Recuerdo con mueca entre nostálgica y burlona a mis hermanos tomando posiciones cual parrilla de F1 en los sofás y sillas del salón, ahí donde ocurría todo lo importante. Había que coger un buen sitio frente a la tele para ver sin demasiadas apreturas el “1,2,3 “ de Kiko o de Mayra, la cabalgadas del agitanao "Curro Jiménez" o el mapa de “Bonanza” ardiendo por los cuatro costados. Entre semana no era empresa fácil tener butaca de platea, con 6 hermanos.
Llegar del cole y clavar la mirada en la Carta de Ajuste porque aún no había empezado la emisión, era un tic. Como lo era intentar burlar la censura paterna para ver películas de dos rombos. En aquellos años de transición, fuimos testigos de la prodigiosa mente de Uri Geller, quien doblaba cucharas con la mente ante el poblado y sorprendido bigote de un icónico José María Iñigo.
Acompañamos al histriónico Alfredo Amestoy en su foto social del español medio, encarnado en la familia Rodríguez, mientras nos mordíamos las uñas con los picados del buitre leonado, con la voz en off de nuestro amigo Felix, el más amigo de los animales que ha existido.
Cuando has sido parte de todo eso, eres historia viva de la televisión. La cuota de pantalla, el share, como hacienda, éramos un poco todos.
Quizás por eso hay toda una generación capaz de cantar al unísono y de memoria los jingles de los anuncios más populares, pues al no tener con quién competir, todos hemos crecido oyendo cómo Bic Naranja y Bic Cristal escriben igual, y cantando la Canción del Cola Cao. Una generación entera que sabía bien que “el algodón no engaña”, que “el que sabe, saba”. Quizás por eso seamos legión los que cuando oímos a alguien exclamar, "anda la cartera", activamos un resorte neuronal y contestamos “Anda, los Donuts".
Luego llegó la pubertad televisiva. Vivía yo en Londres y los británicos seguían siendo los de “alarma, alarma, el continente aislado”. De modo que mi cordón umbilical con lo que pasaba en nuestra piel de toro en aquellos años chisposos era la llegada al quiosco central de Picadilly Circus, cada martes, de la edición dominical de El País, el cual yo devoraba cual croissant recién horneado.
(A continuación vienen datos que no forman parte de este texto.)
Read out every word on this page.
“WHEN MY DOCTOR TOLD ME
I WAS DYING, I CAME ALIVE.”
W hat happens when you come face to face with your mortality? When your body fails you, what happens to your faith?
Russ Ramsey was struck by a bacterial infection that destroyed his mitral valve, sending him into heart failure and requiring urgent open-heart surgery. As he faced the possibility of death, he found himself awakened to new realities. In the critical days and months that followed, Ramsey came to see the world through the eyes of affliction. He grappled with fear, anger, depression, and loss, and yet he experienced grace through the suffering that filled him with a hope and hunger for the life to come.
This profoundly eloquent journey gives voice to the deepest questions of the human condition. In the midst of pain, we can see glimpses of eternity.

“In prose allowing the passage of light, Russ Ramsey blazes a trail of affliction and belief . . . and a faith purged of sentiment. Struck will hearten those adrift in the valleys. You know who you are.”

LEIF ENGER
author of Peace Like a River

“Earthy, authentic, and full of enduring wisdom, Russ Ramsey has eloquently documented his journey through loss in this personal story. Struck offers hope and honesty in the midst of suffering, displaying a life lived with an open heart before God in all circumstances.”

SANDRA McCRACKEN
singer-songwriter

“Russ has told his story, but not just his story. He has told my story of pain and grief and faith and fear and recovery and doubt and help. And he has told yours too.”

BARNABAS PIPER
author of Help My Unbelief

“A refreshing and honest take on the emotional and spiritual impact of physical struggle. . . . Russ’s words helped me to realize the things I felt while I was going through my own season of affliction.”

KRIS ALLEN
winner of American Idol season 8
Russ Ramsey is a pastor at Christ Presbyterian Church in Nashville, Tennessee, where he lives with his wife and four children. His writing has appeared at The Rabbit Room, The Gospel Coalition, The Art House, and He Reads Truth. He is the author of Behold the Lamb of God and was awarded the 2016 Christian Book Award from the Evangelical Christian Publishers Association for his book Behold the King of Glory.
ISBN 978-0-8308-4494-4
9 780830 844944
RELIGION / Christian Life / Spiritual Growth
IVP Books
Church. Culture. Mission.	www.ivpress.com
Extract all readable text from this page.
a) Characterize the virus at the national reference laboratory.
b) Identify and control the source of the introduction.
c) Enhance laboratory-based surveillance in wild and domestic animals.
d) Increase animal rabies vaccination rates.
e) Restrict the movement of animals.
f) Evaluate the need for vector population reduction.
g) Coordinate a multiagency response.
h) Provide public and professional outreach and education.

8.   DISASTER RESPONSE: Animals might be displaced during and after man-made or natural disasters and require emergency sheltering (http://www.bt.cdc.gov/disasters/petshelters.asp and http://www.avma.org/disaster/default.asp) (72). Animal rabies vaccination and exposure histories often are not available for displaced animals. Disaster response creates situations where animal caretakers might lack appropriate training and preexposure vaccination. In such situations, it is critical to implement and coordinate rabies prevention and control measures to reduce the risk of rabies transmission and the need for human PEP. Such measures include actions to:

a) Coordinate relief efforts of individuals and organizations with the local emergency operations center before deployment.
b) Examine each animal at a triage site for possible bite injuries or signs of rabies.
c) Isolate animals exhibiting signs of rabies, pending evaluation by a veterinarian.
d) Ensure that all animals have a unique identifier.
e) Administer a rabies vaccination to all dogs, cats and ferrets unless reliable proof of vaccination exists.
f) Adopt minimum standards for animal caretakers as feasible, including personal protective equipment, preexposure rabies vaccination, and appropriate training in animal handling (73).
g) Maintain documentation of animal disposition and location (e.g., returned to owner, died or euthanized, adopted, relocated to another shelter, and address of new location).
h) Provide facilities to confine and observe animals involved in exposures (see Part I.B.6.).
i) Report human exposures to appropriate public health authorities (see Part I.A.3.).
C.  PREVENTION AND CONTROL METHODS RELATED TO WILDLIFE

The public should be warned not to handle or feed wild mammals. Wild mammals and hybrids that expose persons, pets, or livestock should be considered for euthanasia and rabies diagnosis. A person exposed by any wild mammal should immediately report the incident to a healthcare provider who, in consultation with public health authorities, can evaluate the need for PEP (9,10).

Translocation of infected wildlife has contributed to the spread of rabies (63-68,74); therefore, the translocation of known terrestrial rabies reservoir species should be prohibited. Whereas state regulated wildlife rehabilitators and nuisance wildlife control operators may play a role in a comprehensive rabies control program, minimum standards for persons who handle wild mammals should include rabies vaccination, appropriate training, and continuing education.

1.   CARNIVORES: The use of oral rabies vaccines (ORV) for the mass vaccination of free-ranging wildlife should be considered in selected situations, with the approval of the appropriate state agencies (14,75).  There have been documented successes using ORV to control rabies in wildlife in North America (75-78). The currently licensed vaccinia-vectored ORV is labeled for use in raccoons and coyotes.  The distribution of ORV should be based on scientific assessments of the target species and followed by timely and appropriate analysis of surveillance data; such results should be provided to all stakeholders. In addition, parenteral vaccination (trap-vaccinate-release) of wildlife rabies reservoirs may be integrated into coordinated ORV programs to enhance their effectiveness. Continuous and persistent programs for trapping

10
Fue entonces cuando leí en uno de esos martes-domingos en la prensa, que llegaba a nuestro país la ansiada televisión privada. Desde mi refugio británico, me frotaba las manos pensando en la barra libre de canales que me esperaba a la vuelta a casa. Como en Estados Unidos, fantaseaba yo, televisión por cable. OMG!!
Aquella orgía de canales se redujo tras un prometedor comienzo, a poco más que a los zafios semi-desnudos de las mama-chicho, como señuelo memorable de la pluralidad que nos invadía. Aquellos programas eran la tierra catódica prometida. Nos habían vendido humo. Pronto empezó la madre de todas las batallas: los audímetros y el share. Dos inventos que nos contaban a la mañana siguiente y con puntualidad y cierto rigor demoscópico, cuántos millones de personas habían visto el estreno de una serie o un programa la noche anterior.
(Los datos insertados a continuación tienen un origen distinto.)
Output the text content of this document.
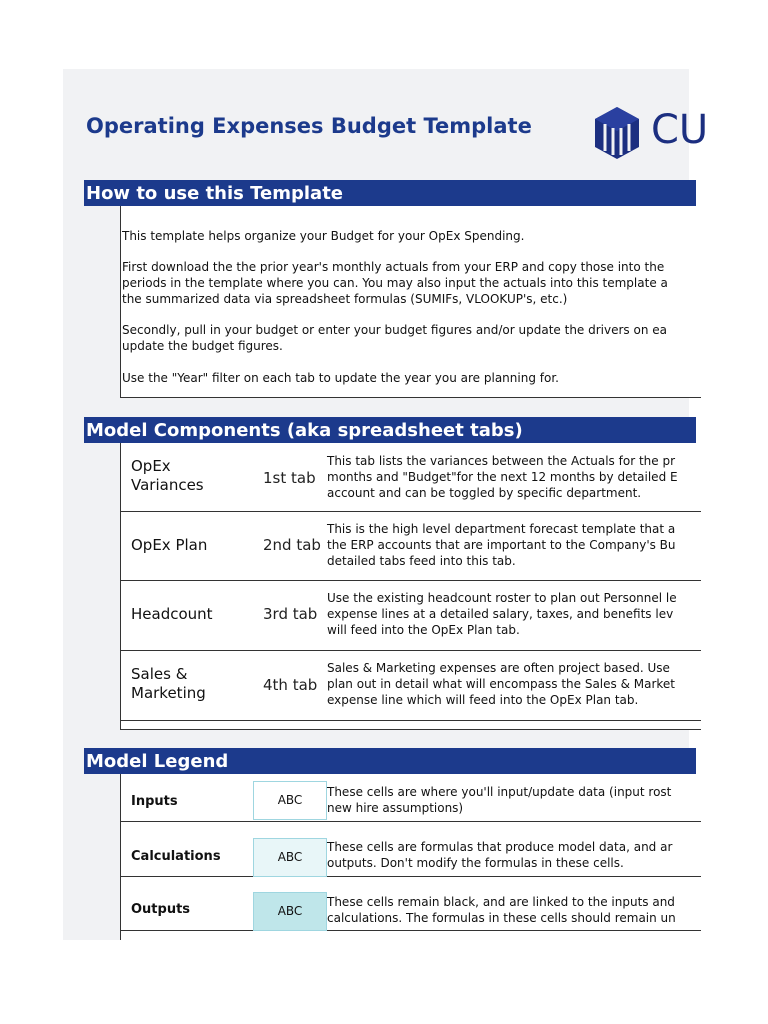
Operating Expenses Budget Template	CU
How to use this Template

This template helps organize your Budget for your OpEx Spending.

First download the the prior year's monthly actuals from your ERP and copy those into the

periods in the template where you can. You may also input the actuals into this template a

the summarized data via spreadsheet formulas (SUMIFs, VLOOKUP's, etc.)

Secondly, pull in your budget or enter your budget figures and/or update the drivers on ea

update the budget figures.

Use the "Year" filter on each tab to update the year you are planning for.

Model Components (aka spreadsheet tabs)
OpEx
Variances	1st tab
This tab lists the variances between the Actuals for the pr
months and "Budget"for the next 12 months by detailed E
account and can be toggled by specific department.
OpEx Plan	2nd tab
This is the high level department forecast template that a
the ERP accounts that are important to the Company's Bu
detailed tabs feed into this tab.
Headcount	3rd tab
Use the existing headcount roster to plan out Personnel le
expense lines at a detailed salary, taxes, and benefits lev
will feed into the OpEx Plan tab.
Sales &
Marketing	4th tab
Sales & Marketing expenses are often project based. Use
plan out in detail what will encompass the Sales & Market
expense line which will feed into the OpEx Plan tab.
Model Legend
Inputs	ABC
These cells are where you'll input/update data (input rost
new hire assumptions)
Calculations	ABC
These cells are formulas that produce model data, and ar
outputs. Don't modify the formulas in these cells.
Outputs	ABC
These cells remain black, and are linked to the inputs and
calculations. The formulas in these cells should remain un
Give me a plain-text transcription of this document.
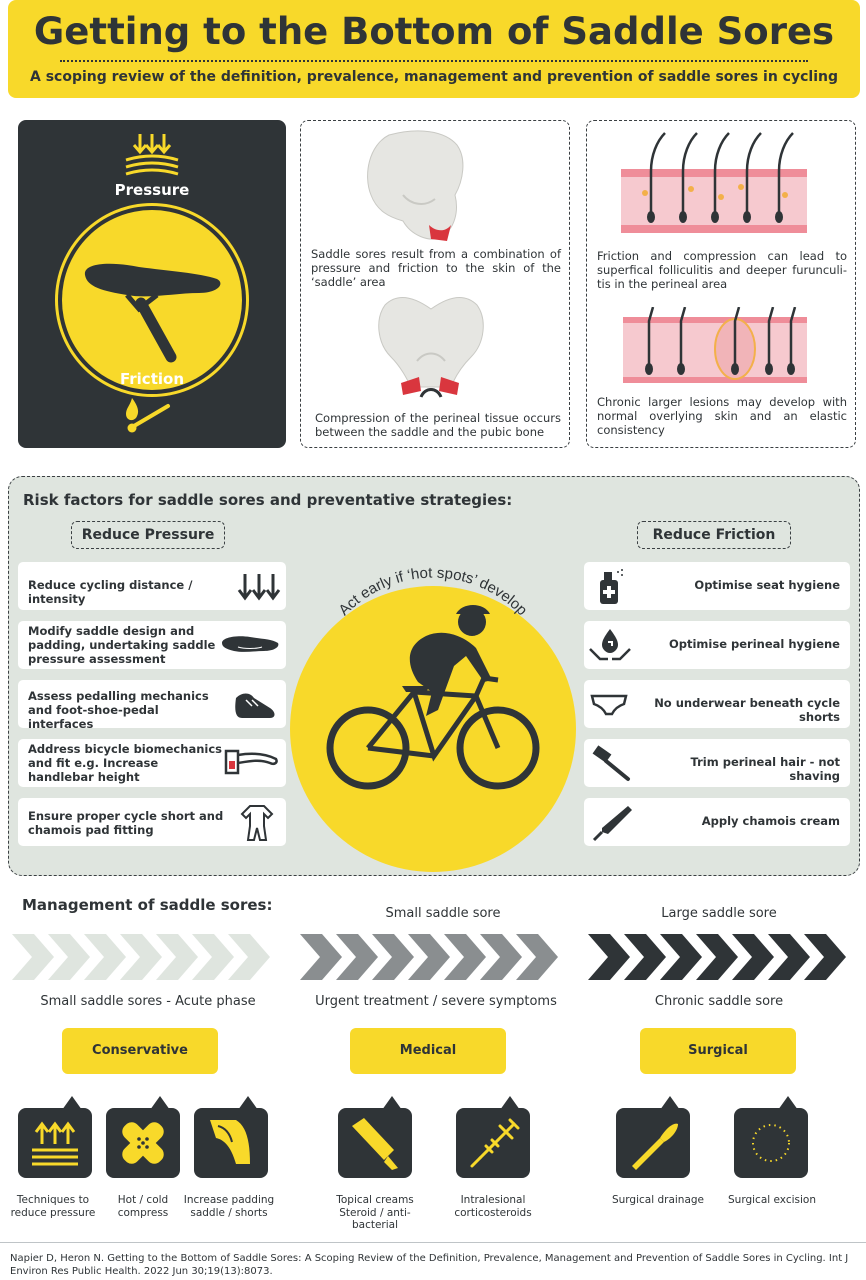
Getting to the Bottom of Saddle Sores
A scoping review of the definition, prevalence, management and prevention of saddle sores in cycling
Pressure
Friction
Saddle sores result from a combination of pressure and friction to the skin of the ‘saddle’ area
Compression of the perineal tissue occurs between the saddle and the pubic bone
Friction and compression can lead to superfical folliculitis and deeper furunculi-tis in the perineal area
Chronic larger lesions may develop with normal overlying skin and an elastic consistency
Risk factors for saddle sores and preventative strategies:
Reduce Pressure	Reduce Friction
Reduce cycling distance / intensity
Modify saddle design and padding, undertaking saddle pressure assessment
Assess pedalling mechanics and foot-shoe-pedal interfaces
Address bicycle biomechanics and fit e.g. Increase handlebar height
Ensure proper cycle short and chamois pad fitting
Optimise seat hygiene
Optimise perineal hygiene
No underwear beneath cycle shorts
Trim perineal hair - not shaving
Apply chamois cream
Act early if ‘hot spots’ develop
Management of saddle sores:	Small saddle sore	Large saddle sore
Small saddle sores - Acute phase	Urgent treatment / severe symptoms	Chronic saddle sore
Conservative	Medical	Surgical
Techniques to reduce pressure
Hot / cold compress
Increase padding saddle / shorts
Topical creams Steroid / anti-bacterial
Intralesional corticosteroids
Surgical drainage	Surgical excision
Napier D, Heron N. Getting to the Bottom of Saddle Sores: A Scoping Review of the Definition, Prevalence, Management and Prevention of Saddle Sores in Cycling. Int J Environ Res Public Health. 2022 Jun 30;19(13):8073.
Aquello producía una reacción en cadena, pues tantos millones dicen los audímetros te vieron ayer, tanto más puedes facturarle a los "Bic" y "Coca Cola" de turno por esos 20 segundos "warholianos". Aquella era una fiesta a la que no estábamos invitados. Éramos el combustible con el que los empresarios de turnos compraban yates y mansiones horteras. Una comparsa.
Hoy, mis hijos consumen televisión de una forma que el entonces fiable sistema de audiencias jamás podrá medir. No sé ve la tele, no se estila. Se ven clips en RRSS, programas en streaming, videos en tele-YouTube.
La audiencia de hoy es indetectable, vuelan lejos del alcance del radar, es imprevisible, cambiante, volátil, no medible, inconquistable. Los espectadores han mutado, son otros, aunque los medios para contar cuántos son sigan siendo los mismos rancios de entonces. Los audímetros son la piedra de Sísifo.
Ellos siguen escupiendo datos y porcentajes sin freno. Decía Truman: “si no puedes convencerlos, confúndelos”.
Y en esas andan todos, intentando hacernos creer que hay bronca entre Broncano y Pablo Motos, que en eso nos va mucho a todos, que nos jugamos la libertad, que hay que tomar partido.
Yo en mi mando conservo un botón (sentimental) mágico.
Tanto lo es, que cuando lo aprieto vuelvo a ver a los hermanos Cartwright y el mapa de Bonanza en llamas.
Cojo pole position en el salón antes de que lleguen mis hermanos.
¡Esta noche sí va a haber Bronca! O No.